Impacts of aqueous carbonate accumulation rate, magnesium and polyaspartic acid on calcium carbonate formation (6–40 °C)

Abstract

The formation of anhydrous CaCO3 polymorphs is very common and widespread in low-temperature inorganic and biogenic environments. An increase in aqueous carbonate concentration frequently induces CaCO3 formation in nature. Nevertheless, no systematic experiment has assessed the impact of the continuous accumulation of aqueous carbonate ions on CaCO3 formation. Also, the coupled influences of temperature, inorganic and organic additives, and rates of aqueous carbonate accumulation and supersaturation to induce CaCO3 polymorph formation have been poorly investigated. The latter two factors comprise reaction times that are required for nucleation and subsequently affect the precipitation kinetics through ongoing CaCO3 formation.

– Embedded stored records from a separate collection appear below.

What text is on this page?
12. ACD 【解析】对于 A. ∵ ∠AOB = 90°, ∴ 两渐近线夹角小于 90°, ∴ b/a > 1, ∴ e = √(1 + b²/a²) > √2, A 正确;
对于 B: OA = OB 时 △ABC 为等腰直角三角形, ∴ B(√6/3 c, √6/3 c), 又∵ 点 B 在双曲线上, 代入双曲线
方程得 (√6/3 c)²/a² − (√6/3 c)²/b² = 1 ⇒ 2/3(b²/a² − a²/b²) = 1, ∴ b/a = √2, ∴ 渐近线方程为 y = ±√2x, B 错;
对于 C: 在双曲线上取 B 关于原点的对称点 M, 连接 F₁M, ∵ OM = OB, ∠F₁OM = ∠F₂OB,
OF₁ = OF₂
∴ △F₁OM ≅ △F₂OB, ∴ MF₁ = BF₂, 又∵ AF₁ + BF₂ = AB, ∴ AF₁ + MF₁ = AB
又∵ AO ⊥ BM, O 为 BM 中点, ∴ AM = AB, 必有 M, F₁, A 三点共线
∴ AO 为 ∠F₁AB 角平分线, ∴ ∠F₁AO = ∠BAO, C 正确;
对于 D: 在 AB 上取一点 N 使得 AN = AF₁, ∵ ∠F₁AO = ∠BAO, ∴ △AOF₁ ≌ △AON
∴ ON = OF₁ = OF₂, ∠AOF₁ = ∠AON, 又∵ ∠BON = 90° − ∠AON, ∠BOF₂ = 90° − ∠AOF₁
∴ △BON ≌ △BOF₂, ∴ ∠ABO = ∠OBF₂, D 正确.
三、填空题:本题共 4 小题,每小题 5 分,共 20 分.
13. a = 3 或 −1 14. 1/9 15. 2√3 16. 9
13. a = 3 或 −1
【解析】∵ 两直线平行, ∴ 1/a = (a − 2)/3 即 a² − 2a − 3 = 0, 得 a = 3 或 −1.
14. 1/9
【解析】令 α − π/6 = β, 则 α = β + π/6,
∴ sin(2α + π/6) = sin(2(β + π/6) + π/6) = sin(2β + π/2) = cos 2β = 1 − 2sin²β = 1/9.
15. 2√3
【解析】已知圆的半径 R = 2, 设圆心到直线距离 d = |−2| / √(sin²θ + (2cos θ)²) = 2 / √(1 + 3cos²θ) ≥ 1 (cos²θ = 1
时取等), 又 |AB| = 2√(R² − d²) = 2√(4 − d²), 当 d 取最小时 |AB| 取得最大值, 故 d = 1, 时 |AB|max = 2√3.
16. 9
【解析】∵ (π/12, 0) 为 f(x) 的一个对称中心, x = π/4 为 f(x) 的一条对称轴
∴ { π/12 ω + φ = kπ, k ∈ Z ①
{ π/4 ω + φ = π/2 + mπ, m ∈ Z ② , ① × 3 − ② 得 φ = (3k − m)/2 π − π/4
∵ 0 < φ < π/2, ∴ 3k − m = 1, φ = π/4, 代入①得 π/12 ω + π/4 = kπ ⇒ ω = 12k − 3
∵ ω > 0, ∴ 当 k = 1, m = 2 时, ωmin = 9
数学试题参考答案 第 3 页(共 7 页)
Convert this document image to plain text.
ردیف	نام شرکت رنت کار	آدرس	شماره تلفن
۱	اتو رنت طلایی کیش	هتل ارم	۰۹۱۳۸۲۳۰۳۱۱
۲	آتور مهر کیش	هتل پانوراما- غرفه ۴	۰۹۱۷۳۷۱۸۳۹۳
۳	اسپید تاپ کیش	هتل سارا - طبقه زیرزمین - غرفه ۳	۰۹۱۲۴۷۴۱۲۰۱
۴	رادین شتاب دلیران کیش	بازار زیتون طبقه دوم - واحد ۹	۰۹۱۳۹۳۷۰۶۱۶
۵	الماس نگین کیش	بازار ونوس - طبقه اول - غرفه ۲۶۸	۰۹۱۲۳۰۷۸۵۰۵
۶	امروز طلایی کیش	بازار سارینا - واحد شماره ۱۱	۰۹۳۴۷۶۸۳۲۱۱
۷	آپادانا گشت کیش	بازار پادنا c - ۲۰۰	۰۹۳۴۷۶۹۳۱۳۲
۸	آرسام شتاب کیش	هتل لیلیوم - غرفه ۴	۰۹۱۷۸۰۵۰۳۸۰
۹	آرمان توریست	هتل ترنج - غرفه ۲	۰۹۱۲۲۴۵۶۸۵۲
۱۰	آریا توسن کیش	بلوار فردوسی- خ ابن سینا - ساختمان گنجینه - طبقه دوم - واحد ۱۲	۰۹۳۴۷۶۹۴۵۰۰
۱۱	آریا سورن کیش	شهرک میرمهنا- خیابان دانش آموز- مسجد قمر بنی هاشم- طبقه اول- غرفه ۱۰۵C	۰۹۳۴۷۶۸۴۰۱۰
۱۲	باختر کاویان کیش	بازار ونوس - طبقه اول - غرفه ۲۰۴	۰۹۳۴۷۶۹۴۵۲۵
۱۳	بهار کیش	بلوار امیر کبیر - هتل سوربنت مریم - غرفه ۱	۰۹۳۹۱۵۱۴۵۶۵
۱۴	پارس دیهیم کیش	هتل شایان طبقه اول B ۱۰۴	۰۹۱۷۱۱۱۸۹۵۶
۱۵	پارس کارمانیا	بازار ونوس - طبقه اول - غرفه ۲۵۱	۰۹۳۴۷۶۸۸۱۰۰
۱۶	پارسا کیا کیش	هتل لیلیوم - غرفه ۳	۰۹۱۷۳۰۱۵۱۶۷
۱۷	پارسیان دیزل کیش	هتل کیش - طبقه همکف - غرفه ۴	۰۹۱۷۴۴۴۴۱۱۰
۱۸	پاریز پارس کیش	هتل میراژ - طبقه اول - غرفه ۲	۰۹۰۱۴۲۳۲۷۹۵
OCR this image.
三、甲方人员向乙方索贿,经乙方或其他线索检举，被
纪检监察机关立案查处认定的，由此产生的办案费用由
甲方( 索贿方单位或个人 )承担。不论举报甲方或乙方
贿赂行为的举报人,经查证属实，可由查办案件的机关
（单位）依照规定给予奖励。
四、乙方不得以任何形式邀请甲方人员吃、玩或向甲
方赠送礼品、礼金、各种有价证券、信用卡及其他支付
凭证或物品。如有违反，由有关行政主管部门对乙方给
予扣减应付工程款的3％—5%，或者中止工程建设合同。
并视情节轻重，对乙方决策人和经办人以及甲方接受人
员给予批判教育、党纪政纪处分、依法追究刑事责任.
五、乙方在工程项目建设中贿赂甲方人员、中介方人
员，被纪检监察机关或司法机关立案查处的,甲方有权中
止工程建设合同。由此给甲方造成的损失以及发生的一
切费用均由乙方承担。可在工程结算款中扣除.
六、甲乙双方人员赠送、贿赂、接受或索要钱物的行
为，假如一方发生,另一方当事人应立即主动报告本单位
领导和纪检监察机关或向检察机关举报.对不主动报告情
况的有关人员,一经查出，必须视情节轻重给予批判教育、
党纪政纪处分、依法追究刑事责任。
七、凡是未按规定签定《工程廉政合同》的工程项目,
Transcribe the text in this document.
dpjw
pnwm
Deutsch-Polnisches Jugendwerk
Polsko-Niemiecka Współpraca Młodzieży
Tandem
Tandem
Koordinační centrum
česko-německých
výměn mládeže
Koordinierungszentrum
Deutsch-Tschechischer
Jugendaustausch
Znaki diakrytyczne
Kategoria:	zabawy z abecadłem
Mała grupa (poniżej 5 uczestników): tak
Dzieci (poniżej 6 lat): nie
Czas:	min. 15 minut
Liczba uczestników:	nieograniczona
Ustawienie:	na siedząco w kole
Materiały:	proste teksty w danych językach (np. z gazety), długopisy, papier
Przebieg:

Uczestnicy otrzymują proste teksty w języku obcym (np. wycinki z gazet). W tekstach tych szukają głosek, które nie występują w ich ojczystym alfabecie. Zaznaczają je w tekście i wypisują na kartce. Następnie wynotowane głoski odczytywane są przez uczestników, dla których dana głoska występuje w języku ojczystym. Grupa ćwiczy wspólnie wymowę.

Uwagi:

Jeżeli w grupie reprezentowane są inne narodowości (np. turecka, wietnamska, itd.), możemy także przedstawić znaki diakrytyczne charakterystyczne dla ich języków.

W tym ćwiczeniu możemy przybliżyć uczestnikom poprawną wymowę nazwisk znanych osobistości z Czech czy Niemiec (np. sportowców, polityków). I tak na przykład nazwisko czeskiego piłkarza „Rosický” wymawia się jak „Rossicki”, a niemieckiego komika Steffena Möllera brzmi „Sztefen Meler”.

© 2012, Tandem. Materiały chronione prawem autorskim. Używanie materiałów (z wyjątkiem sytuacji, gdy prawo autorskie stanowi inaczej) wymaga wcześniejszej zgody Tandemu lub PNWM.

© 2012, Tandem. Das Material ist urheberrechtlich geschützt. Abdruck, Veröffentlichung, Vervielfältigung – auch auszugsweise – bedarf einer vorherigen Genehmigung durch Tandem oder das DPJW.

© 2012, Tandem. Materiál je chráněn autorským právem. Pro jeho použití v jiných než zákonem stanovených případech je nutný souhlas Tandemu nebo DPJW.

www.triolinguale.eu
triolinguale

To address these issues, CaCO3 formation was experimentally studied at a variety of aqueous carbonate accumulation rates (10−1.5≤ACAR≤101.8μmolh−1l−1) between 6 and 40°C using a CO2 diffusion technique at conditions that were analogous to sea water (pH8.3; [Ca2+]=10mmoll−1). The impacts of an inorganic and organic constituent on CaCO3 formation were investigated using Mg2+ and polyaspartic acid (Pasp) at concentrations up to 55mmoll−1 and 3.4mgl−1, respectively.The experimental data clearly reveal that the time for CaCO3 nucleation depends strongly on ACAR, T, [Mg2+] (>0.5mmoll−1), and [Pasp] (>0.1mgl−1) but not on the formation of different CaCO3 polymorphs. Elevated ACAR results in earlier CaCO3 formation and causes Mg2+ to have less of an impact on the retardation of nucleation. The ion activity product (IAP) required for CaCO3 nucleation is positively correlated to the subsequent CaCO3 precipitation rates but is independent of whether aragonite or calcite formation is induced. The type of CaCO3 polymorph from the primary nuclei is controlled by the influences of Mg2+ and Pasp, which are coupled to ACAR and T. Elevated ACAR, T, and [Mg2+] promote the formation of aragonite, and high [Mg2+] levels suppress the formation of vaterite. In contrast, [Pasp]>0.02mgl−1 inhibits aragonite and favours vaterite formation. Thus, if both Mg2+ and Pasp are present, the formation of calcite is favoured. The precipitation rates for ongoing calcite and aragonite formation are nearly the same at analogous conditions and particularly for a given IAP. According to our experimental results, the combined impacts of ACAR, T, [Mg2+], and [Pasp] must be considered to identify distinct conditions of CaCO3 polymorph formation and precipitation kinetics.